Руфуса почему-то раздражала манера разговора Вивальдо с Леоной. Радостное настроение улетучилось как не бывало, в душе зародились дурные подозрения. Он бросил украдкой взгляд на Вивальдо, тот потягивал пиво, поглядывая на Леону со своей непроницаемой улыбкой слишком уж открытой и добродушной: поди пойми, что под ней таится. Руфус перевел взгляд на Леону: сейчас, при дневном свете, в халате с чужого плеча, с подколотыми волосами и без всякой косметики на лице, ее и хорошенькой-то не назовешь. Может, Вивальдо смотрит на нее с презрением, как на заурядную простушку, но это означает, что Вивальдо переносит презрение и на него, Руфуса. А может, он флиртует с ней, потому что Леона кажется ему незатейливой и доступной чего уж от нее ждать, коль она пошла даже с Руфусом.

Но тут Леона улыбнулась ему через стол. У него екнуло сердце, и сладко заныло внизу живота; вспомнив их яростную и нежную близость, он решил черт с ним, с Вивальдо. Того, что было, Вивальдо не отнимет у него.

Руфус перегнулся через стол и поцеловал девушку.

 Можно еще пива?  попросил, улыбаясь, Вивальдо.

 Бери. Сам знаешь где,  сказал Руфус.

Леона, взяв стакан гостя, отправилась на кухню. Руфус показал язык приятелю, который насмешливо смотрел на него.

Вернувшись, Леона поставила перед Вивальдо свежее пиво и объявила:

 Вы, мальчики, не торопитесь, заканчивайте спокойно завтрак, а я пока пойду переоденусь.  Забрав свою одежду, Леона исчезла в ванной.

Некоторое время они молчали.

 Она что, останется здесь, у тебя?  задал вопрос Вивальдо.

 Еще не знаю. Ничего не решено. Хотя, думаю, она бы не возражала.

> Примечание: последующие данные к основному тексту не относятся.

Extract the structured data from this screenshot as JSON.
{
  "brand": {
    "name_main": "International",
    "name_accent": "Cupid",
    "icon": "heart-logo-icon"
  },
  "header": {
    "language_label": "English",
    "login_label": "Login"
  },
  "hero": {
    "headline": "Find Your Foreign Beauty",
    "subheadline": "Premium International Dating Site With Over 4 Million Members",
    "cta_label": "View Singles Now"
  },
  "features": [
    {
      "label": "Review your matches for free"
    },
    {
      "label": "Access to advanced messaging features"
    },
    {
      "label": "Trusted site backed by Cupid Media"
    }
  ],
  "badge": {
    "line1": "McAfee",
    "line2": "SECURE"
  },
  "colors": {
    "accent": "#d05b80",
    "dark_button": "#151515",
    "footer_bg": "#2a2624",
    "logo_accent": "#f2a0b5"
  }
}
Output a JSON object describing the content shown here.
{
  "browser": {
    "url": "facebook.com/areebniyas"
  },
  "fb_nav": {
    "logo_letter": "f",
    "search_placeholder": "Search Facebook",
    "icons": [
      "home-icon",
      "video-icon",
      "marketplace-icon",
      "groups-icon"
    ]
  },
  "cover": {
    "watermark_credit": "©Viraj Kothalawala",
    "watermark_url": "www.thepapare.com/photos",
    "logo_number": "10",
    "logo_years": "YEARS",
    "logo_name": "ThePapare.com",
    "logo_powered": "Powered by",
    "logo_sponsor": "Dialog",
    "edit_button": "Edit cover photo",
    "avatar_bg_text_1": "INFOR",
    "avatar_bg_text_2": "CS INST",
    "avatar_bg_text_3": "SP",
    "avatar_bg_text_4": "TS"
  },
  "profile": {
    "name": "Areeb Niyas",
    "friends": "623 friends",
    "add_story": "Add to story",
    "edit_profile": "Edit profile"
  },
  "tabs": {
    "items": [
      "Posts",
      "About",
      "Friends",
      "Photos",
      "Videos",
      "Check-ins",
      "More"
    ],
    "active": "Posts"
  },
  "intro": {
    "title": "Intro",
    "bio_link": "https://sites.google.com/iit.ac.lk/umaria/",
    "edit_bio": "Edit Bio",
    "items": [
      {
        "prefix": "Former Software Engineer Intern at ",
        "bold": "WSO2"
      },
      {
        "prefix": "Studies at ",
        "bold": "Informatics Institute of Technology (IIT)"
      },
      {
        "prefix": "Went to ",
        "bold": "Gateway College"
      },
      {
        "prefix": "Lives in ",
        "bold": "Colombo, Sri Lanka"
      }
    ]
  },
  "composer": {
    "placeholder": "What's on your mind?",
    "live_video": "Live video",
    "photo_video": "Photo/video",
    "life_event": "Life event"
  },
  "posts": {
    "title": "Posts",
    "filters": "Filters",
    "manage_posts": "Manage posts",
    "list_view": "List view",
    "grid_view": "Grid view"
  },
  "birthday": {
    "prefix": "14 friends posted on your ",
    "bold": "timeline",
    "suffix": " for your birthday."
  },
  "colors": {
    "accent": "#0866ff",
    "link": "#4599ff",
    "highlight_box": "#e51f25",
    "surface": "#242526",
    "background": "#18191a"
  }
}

 Это видно невооруженным глазом. Но квартирка тесновата для двоих.

 Можем найти что-нибудь попросторнее. Кроме того, ты ведь знаешь, я чертовски мало нахожусь дома.

Вивальдо некоторое время обдумывал его слова, наконец осторожно произнес:

 Надеюсь, ты понимаешь, дружок, это, конечно, не мое дело, но

Руфус взглянул на него.

 Она разве тебе не нравится?

 Напротив, очень нравится. Милая девушка.  Вивальдо отхлебнул пива.  Вопрос в том: насколько она нравится тебе?

 А ты не видишь?  ухмыльнулся Руфус.

 Говоря откровенно, нет. То есть я вижу, что нравится, но даже не знаю.

Они снова помолчали.

 Причин для беспокойства нет,  подытожил Руфус.  Я уже большой мальчик.

Вивальдо поднял на него глаза.

 Но и мир вокруг тебя тоже большой. Надеюсь, ты подумал об этом.

 Подумал.

 Все несчастье в том, что у меня по отношению к тебе слишком отцовские чувства, сукин ты сын.

 Все вы, белые ублюдки, одинаковы.


Выйдя на улицу в воскресенье, они встретились с тем «большим миром», о котором говорил Вивальдо. Судя по неприязненным взглядам прохожих, он был настроен к ним враждебно, и Руфус понял, что совсем забыл о существовании этого мира и о его неиссякаемой способности ненавидеть и разрушать. Он не подумал, что ждет его с Леоной, потому что даже не рассматривал возможность их совместной жизни. Но она здесь, рядом, идет с ним по улице, и если он захочет, с радостью останется у него. Но за это придется платить и немало: возможны стычки с хозяином дома и соседями, с подростками в Гринич-Виллидж и со всеми, кто приезжает сюда на уик-энд. Его семья тоже в восторге не будет. Но если у родителей протест всего лишь привычный рефлекс на жизнь, то сестра Ида мгновенно возненавидит Леону. Она всегда ждала от Руфуса чего-то необыкновенного и, кроме того, обладала чрезмерной щепетильностью в расовых вопросах. «Будь она чернокожей, Руфус, ты и не взглянул бы на нее,  скажет Ида.  Но ты готов жить с любой швалью, если у той белая кожа. В чем дело? Ты что, стыдишься, что ты черный?»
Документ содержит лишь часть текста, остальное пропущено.